Palula Ashreti

Regions with significant populations
- Pakistan (Chitral): 17,000

Languages
- Palula, Khowar, Urdu

Religion
- Islam (Sunni)

Related ethnic groups
- Torwal, Kho, Kalash, Indus Kohistani

= Palula people =

Indo-Aryan ethnic group in Pakistan

The Palula, or Dangerik (in Khowar), also known as the Ashreti or Biori () are an Indo-Aryan ethnic group who inhabit Ashret and parts of the former Chitral district, primarily in the south.

== History ==
The Palula people claim to be from Chilas, though this cannot be confirmed. They migrated over 500 years ago to Ashret, and brought their language, which at the time was the Chilas variety of Shina, which later diverged into Palula.

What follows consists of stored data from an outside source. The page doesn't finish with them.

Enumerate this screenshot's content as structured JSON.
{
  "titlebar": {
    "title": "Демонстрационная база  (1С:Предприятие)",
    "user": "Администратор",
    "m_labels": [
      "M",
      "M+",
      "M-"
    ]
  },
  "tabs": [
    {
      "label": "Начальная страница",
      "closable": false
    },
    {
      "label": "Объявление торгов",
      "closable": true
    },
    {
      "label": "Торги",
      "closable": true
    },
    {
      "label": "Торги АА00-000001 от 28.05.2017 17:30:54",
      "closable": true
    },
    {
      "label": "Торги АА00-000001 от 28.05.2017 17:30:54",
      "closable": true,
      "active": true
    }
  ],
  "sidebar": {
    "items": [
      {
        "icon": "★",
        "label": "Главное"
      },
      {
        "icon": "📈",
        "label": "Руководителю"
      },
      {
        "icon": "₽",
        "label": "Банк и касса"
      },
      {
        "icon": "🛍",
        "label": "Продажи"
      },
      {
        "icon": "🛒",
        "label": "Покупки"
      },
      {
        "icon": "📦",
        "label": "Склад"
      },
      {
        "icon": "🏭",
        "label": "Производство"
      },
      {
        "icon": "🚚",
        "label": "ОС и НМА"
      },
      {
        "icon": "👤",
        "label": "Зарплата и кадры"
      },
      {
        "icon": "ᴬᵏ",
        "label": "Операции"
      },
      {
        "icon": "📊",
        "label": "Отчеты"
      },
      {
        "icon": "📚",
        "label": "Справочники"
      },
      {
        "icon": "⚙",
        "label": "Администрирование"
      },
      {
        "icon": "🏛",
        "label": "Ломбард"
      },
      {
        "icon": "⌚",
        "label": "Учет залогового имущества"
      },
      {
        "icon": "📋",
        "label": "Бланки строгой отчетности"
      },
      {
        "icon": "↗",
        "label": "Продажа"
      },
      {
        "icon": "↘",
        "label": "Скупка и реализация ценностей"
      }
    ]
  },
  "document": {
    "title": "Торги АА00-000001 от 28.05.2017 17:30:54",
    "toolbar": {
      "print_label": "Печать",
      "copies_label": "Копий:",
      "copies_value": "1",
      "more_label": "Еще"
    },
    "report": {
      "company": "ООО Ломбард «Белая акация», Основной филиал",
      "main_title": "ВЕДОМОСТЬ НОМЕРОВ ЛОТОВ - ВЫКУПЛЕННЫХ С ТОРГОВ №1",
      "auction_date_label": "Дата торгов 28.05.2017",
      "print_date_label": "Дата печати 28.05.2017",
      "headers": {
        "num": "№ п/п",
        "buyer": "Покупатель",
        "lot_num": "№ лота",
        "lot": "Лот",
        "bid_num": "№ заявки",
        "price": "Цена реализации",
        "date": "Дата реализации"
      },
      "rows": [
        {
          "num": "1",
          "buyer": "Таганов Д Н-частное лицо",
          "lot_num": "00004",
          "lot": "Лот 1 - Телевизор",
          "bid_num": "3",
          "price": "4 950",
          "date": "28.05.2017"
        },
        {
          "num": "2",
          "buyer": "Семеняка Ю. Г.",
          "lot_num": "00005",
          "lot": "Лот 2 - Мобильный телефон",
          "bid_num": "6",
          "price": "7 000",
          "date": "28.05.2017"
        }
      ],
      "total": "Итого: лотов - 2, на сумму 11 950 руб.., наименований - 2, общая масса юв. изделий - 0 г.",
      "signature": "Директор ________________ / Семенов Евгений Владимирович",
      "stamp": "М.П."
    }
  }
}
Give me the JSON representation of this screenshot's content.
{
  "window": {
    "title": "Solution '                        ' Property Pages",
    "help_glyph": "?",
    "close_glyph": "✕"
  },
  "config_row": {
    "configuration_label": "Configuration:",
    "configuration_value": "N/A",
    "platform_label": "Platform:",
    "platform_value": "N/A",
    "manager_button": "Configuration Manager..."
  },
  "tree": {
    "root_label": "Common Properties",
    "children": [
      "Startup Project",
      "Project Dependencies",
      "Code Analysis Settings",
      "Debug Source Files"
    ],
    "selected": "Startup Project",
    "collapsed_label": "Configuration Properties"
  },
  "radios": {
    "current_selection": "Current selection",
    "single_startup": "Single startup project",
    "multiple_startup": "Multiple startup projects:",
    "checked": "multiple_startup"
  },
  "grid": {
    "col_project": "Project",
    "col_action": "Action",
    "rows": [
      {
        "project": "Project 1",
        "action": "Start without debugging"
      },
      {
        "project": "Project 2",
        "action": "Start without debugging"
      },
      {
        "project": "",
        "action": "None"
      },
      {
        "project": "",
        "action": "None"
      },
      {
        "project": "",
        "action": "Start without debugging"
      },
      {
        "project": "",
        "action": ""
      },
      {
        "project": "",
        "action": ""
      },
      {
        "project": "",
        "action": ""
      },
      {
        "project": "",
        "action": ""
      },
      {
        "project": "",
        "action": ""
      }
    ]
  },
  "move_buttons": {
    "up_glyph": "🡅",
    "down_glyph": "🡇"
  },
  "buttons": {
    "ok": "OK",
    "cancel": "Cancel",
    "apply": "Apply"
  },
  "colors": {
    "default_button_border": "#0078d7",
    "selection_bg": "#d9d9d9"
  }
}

It was said that the Mitar of Chitral had let them buy land in Ashret in which they agreed to the offer. Many Palulas left Ashret to Dir to fight in their armies. Many of the Palula's in Biori Valley are tribal. The Palulas have been historically known by the Khos as the Dangarik, with the Ashreti Palulas despising the name and the Biori Palulas accepting the name, some even calling themselves Dangarik. Ashreti Palulas also live isolated unlike the Biori who welcome the Kho and other Dards.

Between 1820 and 1840, the Palula people stopped giving their children native pre-Islamic names, and began giving their children Pashto Islamic names.

== Language ==

The Palula speak Palula, which in Ashret is known as Ashreti. Palula is a Dardic language of the Shina branch and is closely related Kalkoti, primarily the Biori variety.